Wie funktioniert victim blaming? Überlebenden von sexualisierter Gewalt wird typischerweise vorgeworfen, dass ihre Kleidung, ihre Entscheidung sich an einem bestimmten Ort zu einer bestimmten Zeit aufzuhalten oder ihr Sexualleben in der Vergangenheit den Übergriff provoziert habe. Betroffene müssen sich zudem häufig dafür rechtfertigen zu welchem Zeitpunkt sie Hilfe bei der Polizei eingeholt haben. Auch im Bereich häuslicher Gewalt ist das Phänomen weit verbreitet. Anstelle die Schuld bei den Täter*innen häuslicher Gewalt zu suchen, wird den Betroffenen vorgeworfen die Beziehung nicht frühzeitig genug beendet zu haben. Personen, die Mikroaggressionen erlebt haben, wird beispielsweise gänzlich abgesprochen, dass diese überhaupt stattgefunden haben. Auf persönlicher Ebene funktioniert victim blaming meist so, dass die Wahrnehmung der Betroffenen geleugnet wird oder ihre Reaktion als übertrieben, dramatisch oder hysterisch bezeichnet wird. Betroffenen von Gewalt werden Hilfeleistungen verwehrt und stattdessen beschuldigt. Deshalb erhöht victim blaming die Wahrscheinlichkeit von Traumafolgestörungen und wird auch als zweite Viktimisierung bezeichnet. Wenn Zeug*innen den Betroffenen eine (Teil)verantwortung zuschreiben, senkt sich ihre Bereitschaft einzuschreiten oder zu helfen deutlich herab.

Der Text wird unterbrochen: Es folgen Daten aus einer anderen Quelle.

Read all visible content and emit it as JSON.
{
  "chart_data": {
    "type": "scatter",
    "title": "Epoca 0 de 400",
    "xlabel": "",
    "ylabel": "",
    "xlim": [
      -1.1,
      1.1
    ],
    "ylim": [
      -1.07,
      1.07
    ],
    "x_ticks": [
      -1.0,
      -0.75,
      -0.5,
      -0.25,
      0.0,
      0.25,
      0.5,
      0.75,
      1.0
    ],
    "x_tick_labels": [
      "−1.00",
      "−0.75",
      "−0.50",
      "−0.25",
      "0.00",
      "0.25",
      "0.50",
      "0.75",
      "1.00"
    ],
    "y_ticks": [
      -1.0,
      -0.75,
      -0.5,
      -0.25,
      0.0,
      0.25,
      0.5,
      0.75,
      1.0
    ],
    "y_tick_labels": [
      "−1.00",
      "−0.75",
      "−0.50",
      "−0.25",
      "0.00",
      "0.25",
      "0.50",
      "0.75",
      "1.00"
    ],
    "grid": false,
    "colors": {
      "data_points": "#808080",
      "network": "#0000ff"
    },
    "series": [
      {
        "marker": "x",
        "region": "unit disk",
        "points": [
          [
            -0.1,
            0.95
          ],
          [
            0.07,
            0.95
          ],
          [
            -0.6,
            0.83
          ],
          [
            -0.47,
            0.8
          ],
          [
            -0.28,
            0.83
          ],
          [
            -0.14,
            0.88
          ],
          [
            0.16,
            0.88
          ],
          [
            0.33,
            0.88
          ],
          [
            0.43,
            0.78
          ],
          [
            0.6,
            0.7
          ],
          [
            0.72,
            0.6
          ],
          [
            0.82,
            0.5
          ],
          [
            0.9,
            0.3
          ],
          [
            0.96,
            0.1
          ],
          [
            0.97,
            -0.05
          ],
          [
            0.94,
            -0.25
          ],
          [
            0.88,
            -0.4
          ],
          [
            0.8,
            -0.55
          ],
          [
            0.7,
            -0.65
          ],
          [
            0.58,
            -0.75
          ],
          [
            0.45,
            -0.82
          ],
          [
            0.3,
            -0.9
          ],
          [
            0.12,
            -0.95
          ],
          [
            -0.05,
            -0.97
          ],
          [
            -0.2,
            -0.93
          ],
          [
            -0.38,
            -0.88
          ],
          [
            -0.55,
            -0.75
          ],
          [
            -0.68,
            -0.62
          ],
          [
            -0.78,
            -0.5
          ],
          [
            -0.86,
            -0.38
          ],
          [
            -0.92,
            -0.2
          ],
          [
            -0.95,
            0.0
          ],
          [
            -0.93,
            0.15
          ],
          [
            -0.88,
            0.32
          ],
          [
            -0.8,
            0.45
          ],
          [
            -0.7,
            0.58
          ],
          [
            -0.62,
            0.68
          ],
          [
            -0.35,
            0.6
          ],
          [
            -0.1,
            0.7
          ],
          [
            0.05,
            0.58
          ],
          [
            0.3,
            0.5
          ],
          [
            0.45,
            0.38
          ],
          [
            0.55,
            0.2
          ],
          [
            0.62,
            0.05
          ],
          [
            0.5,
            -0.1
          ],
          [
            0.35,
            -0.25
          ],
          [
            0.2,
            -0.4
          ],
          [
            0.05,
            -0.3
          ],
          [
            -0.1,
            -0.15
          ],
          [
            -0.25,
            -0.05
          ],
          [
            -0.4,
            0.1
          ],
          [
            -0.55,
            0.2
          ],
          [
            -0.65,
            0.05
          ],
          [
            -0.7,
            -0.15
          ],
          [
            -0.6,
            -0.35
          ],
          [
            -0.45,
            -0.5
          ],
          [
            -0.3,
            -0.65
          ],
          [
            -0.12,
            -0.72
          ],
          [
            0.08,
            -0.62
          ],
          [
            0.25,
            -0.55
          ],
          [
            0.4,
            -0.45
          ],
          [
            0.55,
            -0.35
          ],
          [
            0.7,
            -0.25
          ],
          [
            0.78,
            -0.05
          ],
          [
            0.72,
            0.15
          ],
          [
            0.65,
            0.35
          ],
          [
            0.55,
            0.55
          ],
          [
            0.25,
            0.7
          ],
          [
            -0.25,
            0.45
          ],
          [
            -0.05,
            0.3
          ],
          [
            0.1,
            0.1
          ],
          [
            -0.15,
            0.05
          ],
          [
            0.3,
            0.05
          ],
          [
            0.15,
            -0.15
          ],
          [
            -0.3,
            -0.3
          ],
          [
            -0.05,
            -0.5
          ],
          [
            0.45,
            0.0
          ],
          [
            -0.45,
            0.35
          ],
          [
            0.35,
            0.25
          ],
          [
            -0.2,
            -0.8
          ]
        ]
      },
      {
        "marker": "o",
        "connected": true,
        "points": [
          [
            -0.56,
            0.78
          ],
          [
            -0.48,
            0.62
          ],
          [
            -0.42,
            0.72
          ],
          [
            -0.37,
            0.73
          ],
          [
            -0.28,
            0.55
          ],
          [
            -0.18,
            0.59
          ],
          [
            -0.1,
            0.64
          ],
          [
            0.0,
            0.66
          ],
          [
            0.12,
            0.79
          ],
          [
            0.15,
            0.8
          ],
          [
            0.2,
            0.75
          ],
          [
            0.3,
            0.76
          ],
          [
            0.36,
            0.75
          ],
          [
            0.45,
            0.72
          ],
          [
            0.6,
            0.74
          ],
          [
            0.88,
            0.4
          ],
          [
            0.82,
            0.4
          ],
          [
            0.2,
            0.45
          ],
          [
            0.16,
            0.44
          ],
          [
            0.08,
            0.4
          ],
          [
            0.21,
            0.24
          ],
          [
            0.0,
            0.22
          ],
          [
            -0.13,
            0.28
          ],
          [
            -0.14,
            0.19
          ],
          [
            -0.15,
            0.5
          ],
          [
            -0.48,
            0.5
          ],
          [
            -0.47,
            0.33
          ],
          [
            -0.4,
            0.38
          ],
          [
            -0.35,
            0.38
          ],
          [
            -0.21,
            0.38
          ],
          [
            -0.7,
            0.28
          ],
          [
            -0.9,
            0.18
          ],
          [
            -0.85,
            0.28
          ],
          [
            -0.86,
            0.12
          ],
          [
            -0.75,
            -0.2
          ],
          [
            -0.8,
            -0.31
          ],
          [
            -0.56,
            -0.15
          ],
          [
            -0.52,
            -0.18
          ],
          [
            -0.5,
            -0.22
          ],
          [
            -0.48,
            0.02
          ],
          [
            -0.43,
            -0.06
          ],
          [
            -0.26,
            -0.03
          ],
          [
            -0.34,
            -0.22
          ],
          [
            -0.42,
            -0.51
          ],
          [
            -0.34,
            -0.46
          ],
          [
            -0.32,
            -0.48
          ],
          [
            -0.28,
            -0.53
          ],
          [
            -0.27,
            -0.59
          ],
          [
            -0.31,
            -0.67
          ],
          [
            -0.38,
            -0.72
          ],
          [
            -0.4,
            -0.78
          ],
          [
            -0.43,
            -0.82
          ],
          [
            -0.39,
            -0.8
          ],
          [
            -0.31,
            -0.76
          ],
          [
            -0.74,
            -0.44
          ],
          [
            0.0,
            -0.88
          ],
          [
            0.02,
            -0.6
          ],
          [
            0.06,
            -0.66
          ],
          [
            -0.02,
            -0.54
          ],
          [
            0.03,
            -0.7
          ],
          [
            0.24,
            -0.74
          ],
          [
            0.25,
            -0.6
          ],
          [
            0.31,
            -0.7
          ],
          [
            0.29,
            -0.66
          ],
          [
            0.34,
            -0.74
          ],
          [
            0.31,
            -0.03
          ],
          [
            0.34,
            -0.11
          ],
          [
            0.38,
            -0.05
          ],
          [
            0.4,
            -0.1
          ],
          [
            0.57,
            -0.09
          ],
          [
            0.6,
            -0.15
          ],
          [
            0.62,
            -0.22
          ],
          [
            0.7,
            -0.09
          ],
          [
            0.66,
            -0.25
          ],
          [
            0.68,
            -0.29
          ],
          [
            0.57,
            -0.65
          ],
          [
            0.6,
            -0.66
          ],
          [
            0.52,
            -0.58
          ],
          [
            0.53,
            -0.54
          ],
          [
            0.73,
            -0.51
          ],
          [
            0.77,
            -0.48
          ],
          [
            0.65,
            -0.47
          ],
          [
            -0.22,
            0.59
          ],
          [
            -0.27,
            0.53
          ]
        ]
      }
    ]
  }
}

Wo passiert victim blaming und wer tut es? Victim blaming wird häufig in Gerichtsverhandlungen von der Strafverteidigung des Täters angewendet. Auch Richter*innen können schuldumkehrende Vorurteile auf ihr Urteil Einfluss nehmen lassen. Darüber hinaus ist Täter-Opfer-Umkehr in der gesamten Gesellschaft weit verbreitet: Einerseits auf privater Ebene wenn sich Betroffene gegenüber Bekannten, Freund*innen, Familie und Kolleg*innen anvertrauen, andererseits findet victim blaming in den Medien statt zum Beispiel in Zeitungsartikeln über Straftaten. Personen jedweden Geschlechts, sexueller Orientierung oder ethnischer Zugehörigkeiten können die Strategie des victim blamings anwenden oder einschlägige Vorurteile haben. Diese Strategie der Manipulation/das psychologische Vorurteil ist so weit verbreitet, dass sich viele Betroffene selbst die Schuld geben.

Im Rahmen der kritischen Theorie wird der Begriff victim blaming auch auf kollektive Prozesse und Machtgefälle angewandt. Zum Beispiel im Bereich Antisemitismus als Schuld- und Erinnerungsabwehr. Täter-Opfer-Umkehr wird auch im globalen Kontext praktiziert: Beispielsweise wenn armutsbetroffenen Staaten vorgeworfen wird, dass sie aufgrund eigener Schuld und „Faulheit“ arm seien, obwohl der Grund der Armut von Staaten oft in ihrer kolonialen Geschichte und kontinuierlicher Ausbeutung liegt.

05.09.2024
Miriam Schröder

Literatur:

  • Goldenberg, R. (1999). On the Origins of Anti-Semitism and the Problem of Blaming the Victim. Jewish Studies Quarterly, 6(3), 251–260.
  • Johnson, V. E., Nadal, K. L., Sissoko, D. R. G., & King, R. (2021). “It’s Not in Your Head”: Gaslighting, ‘Splaining, Victim Blaming, and Other Harmful Reactions to Microaggressions. Perspectives on Psychological Science, 16(5), 1024-1036.
  • Kevin D. McCaul, Lois G. Veltum, Vivian Boyechko, Jacqueline J. Crawford: Understanding Attributions of Victim Blame for Rape: Sex, Violence, and Foreseeability. In:Journal of Applied Social Psychology. 20. Jahrgang, Nr. 1, Januar 1990, S. 1–26
  • Spaccatini, F., Pacilli, M.G., Pagliaro, S. et al. Victim blaming 2.0: blaming sexualized victims of online harassment lowers bystanders’ helping intentions. Curr Psychol 42, 19054–19064 (2023)
  • Witte, L. P., & Flechsenhar, A. (2024). “It’s Your Own Fault”: Factors Influencing Victim Blaming. Journal of Interpersonal Violence.